Efficient and certified approximation methods

Safe numerical approximations

The last twenty years have seen the advent of computer-aided proofs in mathematics and this trend is getting more and more important. They request: fast and stable numerical computations; numerical results with a guarantee on the error; formal proofs of these computations or computations with a proof assistant. One of our main long-term objectives is to develop a platform where one can study a computational problem on all (or any) of these three levels of rigor. At this stage, most of the necessary routines are not easily available (or do not even exist) and one needs to develop ad hoc tools to complete the proof. We plan to provide more and more algorithms and routines to address such questions. Possible applications lie in the study of mathematical conjectures where exact mathematical results are required (e.g., stability of dynamical systems); or in more applied questions, such as the automatic generation of efficient and reliable numerical software for function evaluation. On a complementary viewpoint, numerical safety is also critical in robust space mission design, where guidance and control algorithms become more complex in the context of increased satellite autonomy. We will pursue our collaboration with specialists of that area whose questions bring us interesting focus on relevant issues.

Floating-point computing

Floating-point arithmetic is currently undergoing a major evolution, in particular with the recent advent of a greater diversity of available precisions on a same system (from 8 to 128 bits) and of coarser-grained floating-point hardware instructions. This new arithmetic landscape raises important issues at the various levels of computing, that we will address along the following three directions.

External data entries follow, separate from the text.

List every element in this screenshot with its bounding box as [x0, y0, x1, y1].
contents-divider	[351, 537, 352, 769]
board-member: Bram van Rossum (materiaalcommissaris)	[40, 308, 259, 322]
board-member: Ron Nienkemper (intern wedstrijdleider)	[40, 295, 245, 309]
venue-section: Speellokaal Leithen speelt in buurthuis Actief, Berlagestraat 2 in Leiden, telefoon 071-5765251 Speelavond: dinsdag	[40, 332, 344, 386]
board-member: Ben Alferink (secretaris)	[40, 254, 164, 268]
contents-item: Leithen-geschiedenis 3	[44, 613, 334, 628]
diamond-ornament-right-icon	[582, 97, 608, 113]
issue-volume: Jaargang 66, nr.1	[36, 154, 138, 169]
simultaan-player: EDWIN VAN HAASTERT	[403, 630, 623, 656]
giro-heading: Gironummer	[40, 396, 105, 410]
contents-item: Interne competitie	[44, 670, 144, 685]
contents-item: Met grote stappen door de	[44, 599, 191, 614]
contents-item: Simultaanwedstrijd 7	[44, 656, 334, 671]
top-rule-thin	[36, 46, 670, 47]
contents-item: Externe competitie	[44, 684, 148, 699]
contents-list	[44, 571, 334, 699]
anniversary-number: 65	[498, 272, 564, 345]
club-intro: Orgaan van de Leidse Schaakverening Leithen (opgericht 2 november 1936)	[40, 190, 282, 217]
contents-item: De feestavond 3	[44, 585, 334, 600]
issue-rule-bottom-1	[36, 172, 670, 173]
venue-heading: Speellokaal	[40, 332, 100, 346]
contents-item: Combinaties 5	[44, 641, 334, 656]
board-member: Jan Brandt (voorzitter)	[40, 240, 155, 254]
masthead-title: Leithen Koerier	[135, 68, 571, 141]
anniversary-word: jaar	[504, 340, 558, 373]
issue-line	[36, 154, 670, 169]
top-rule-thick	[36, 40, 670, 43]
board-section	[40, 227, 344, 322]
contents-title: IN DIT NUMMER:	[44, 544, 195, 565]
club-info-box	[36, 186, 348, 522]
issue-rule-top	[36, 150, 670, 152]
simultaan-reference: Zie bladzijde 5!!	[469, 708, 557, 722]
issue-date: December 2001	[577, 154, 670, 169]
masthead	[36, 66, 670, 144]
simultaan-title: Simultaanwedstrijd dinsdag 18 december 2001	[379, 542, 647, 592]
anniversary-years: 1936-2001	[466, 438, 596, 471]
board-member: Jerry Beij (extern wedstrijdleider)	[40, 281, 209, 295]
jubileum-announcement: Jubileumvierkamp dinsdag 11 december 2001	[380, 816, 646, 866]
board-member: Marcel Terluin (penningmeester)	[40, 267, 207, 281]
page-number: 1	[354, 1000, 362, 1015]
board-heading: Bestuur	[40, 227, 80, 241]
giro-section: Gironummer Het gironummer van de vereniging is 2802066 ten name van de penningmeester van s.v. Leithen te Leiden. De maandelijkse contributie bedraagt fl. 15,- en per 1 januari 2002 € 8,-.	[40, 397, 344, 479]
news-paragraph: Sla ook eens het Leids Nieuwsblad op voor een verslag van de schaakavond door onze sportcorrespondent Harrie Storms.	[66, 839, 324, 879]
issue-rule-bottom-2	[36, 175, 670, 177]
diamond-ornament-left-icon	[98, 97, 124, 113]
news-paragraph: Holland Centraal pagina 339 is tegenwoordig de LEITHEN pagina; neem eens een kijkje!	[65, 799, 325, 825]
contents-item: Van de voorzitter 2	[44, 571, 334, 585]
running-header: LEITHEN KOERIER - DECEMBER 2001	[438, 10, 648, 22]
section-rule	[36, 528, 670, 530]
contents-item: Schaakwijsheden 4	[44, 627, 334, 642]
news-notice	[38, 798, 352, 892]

Floating-point algorithms, properties, and standardization

One of our targets is the design of building blocks of computing (e.g., algorithms for the basic operations and functions, and algorithms for complex or double-word arithmetic). Establishing properties of these building blocks (e.g., the absence of “spurious” underflows/overflows) is also important. The IEEE 754 standard on floating-point arithmetic (whose next version, a rather minor revision, will be released soon) will have to undergo a major revision within a few years: first because advances in technology or new needs make some of its features obsolete, and because new features need standardization. We aim at playing a leading role in the preparation of the next standard.

Error bounds

We will pursue our studies in rounding error analysis, in particular for the “low precision–high dimension” regime, where traditional analyses become ineffective and where improved bounds are thus most needed. For this, the structure of both the data and the errors themselves will have to be exploited. We will also investigate the impact of mixed-precision and coarser-grained instructions (such as small matrix products) on accuracy analyses.

High performance kernels

Most directions in the team are concerned with optimized and high performance implementations. We will pursue our efforts concerning the implementation of well optimized floating-point kernels, with an emphasis on numerical quality, and taking into account the current evolution in computer architectures (the increasing width of SIMD registers, and the availability of low precision formats). We will focus on computing kernels used within other axes in the team such as, for example, extended precision linear algebra routines within the FPLLL and HPLLL libraries.